ANALYSIS OF NET CASH1
(In thousands of euros) | 30 June 2008 | 30 June 2007 | ||
Cash in hand | 37,550 | 30,927 | ||
Short-term investments | 200,734 | 184,009 | ||
Interest-bearing deposits | 31,434 | 6,185 | ||
Cash and cash equivalents | 269,718 | 221,121 | ||
Securities held for sale2 "Securities held for sale" correspond to shares in mutual funds held for trading which the Group intends to sell in the near future. They are included in the calculation of the Group's net cash position. | - | 12,063 | ||
Assets subtotal | 269,718 | 233,184 | ||
Bank overdrafts liabilities | (6,062) | (1,080) | ||
Liabilities subtotal | (6,062) | (1,080) | ||
Closing net cash and cash equivalents | 263,656 | 232,104 | ||
Short-term debt | - | (8,397) | ||
Other financial liabilities | (16,253) | (16,194) | ||
Non-current subtotal | (16,253) | (24,591) | ||
Short-term debt | (5,375) | (6,350) | ||
Financial liabilities | (5,008) | (2,820) | ||
Current subtotal | (10,383) | (9,170) | ||
Debt | (26,636) | (33,761) | ||
Derivatives | 2,416 | 32 | ||
NET CASH POSITION | 239,436 | 198,375 |
1 Net cash: cash, cash equivalents and securities held for sale minus bank overdrafts, bank borrowings and other financial liabilities plus or minus derivative financial instruments.
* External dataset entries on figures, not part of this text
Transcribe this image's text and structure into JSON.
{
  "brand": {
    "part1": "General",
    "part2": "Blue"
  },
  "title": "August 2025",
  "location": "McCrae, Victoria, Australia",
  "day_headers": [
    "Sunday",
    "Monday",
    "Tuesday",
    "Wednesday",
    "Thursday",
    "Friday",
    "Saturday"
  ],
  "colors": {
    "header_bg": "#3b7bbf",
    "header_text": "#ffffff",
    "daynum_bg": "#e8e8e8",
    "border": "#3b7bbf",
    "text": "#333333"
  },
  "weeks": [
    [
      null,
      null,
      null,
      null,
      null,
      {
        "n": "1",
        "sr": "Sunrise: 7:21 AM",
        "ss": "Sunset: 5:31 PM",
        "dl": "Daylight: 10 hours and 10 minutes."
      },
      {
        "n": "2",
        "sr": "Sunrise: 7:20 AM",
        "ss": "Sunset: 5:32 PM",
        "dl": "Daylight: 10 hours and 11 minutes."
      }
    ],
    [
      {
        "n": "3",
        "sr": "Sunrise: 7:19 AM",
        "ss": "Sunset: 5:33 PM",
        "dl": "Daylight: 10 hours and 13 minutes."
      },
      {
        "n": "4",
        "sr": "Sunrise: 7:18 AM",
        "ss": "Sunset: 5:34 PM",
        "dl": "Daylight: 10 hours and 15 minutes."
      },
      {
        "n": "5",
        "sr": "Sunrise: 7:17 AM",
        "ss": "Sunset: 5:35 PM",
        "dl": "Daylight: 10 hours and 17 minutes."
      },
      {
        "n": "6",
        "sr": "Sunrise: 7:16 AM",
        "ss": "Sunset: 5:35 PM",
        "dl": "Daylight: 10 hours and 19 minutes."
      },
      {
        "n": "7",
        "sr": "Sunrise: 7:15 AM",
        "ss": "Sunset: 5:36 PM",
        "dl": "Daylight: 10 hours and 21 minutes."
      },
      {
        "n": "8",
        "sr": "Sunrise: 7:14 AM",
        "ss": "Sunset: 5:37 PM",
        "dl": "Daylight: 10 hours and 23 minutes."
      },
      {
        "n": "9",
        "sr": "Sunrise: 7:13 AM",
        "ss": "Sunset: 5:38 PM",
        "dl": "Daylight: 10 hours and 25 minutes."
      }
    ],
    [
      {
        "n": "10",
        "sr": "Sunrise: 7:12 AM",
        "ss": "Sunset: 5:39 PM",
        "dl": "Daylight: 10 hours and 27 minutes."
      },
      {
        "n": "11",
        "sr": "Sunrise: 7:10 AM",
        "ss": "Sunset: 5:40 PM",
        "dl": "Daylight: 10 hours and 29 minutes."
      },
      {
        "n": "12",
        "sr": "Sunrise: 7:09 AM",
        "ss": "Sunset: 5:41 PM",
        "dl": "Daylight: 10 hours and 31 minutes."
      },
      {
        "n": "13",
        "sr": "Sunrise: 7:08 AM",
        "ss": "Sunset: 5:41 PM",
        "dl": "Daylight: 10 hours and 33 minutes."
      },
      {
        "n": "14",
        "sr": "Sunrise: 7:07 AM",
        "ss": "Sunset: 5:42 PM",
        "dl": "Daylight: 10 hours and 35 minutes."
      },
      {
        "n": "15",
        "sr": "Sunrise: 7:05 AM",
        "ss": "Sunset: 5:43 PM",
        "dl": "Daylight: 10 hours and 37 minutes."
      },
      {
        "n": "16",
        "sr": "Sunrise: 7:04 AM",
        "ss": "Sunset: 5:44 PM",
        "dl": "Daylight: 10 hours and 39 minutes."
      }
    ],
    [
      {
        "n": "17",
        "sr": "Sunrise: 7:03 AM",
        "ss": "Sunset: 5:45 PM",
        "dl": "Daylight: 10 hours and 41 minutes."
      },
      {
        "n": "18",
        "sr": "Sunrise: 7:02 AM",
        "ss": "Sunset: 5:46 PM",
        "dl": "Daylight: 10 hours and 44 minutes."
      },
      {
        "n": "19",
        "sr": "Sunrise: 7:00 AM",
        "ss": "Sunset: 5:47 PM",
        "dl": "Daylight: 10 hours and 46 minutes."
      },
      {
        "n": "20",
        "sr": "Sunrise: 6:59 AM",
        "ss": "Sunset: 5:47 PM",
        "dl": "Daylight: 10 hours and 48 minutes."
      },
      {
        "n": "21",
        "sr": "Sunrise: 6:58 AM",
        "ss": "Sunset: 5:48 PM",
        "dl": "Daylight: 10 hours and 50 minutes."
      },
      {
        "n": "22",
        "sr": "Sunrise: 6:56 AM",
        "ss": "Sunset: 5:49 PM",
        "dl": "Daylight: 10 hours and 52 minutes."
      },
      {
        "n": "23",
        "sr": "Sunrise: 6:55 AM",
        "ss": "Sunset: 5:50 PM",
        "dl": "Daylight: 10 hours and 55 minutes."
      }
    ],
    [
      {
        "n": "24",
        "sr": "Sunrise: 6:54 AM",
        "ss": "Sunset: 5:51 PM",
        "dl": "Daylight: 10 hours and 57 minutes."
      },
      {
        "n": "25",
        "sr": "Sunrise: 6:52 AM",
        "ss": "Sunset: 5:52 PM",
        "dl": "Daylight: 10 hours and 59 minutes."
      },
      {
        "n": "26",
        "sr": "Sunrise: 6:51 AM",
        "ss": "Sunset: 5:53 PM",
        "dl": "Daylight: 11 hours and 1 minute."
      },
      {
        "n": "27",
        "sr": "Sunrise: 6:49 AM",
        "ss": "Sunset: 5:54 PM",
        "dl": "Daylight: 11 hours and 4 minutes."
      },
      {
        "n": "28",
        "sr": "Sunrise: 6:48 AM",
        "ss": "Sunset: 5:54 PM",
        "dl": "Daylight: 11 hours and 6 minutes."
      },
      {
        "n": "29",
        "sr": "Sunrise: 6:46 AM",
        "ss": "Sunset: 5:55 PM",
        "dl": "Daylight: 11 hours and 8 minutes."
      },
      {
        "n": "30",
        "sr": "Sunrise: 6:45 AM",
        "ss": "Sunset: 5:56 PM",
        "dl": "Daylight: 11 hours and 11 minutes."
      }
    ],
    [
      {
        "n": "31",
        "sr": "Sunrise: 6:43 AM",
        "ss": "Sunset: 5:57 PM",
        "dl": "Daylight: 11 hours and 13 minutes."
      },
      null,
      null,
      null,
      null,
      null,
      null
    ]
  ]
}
2 "Securities held for sale" correspond to shares in mutual funds held for trading which the Group intends to sell in the near future. They are included in the calculation of the Group's net cash position.
At 30 June 2008, the Group's net cash position was €239.4 million, compared with €198.4 million at 30 June 2007.
On 30 June 2008, the Group terminated bilateral loan agreements worth €275.6 million that it had signed in June 2005.
In June 2008, Ipsen S.A. signed for a 5-year credit facility totaling €300.0 million with a banking syndicate. This multicurrency, multilender facility requires Ipsen S.A.’s guarantee for use by some of its subsidiaries. It will be used to fund acquisitions in the United States and the business’s general financial needs. At the borrower’s initiative, this credit line is available for withdrawal on a short-term basis for periods of 1 to 12 months so it can be best adapted to cash flow needs. The total withdrawal must always be lower than the credit facility maximum which diminishes over time as follows:
4 June 2009 €262.5 million
4 June 2010 €225.0 million
4 June 2011 €187.5 million
4 June 2012 €150.0 million
4 June 2013 -
If the Group should fail to acquire a controlling stake in Tercica as announced on 5 June 2008, then the credit line will be reduced to €150 million and any withdrawals must be lower than the maximum amounts outlined below:
4 June 2009 €131.3 million
4 June 2010 €112.5 million
4 June 2011 €93.8 million
4 June 2012 €75.0 million
4 June 2013 -
Under this loan agreement, in addition to the usual covenants, the Group has committed to respecting the following maximum net debt to equity and net debt to EBITDA1 levels at the end of each financial year:
- Net Debt / Equity: 1
- Net Debt / E.B.I.T.D.A.: 2.5 to 3
If the Group defaults, the banking syndicate may demand early repayment of the loan agreement.
At 30 June 2008, in respect of the Group’s positive net cash situation, net debt to equity and net debt to EBITDA1 ratios are irrelevant.
1 EBITDA: Earnings before interest, tax, depreciation and amortisation.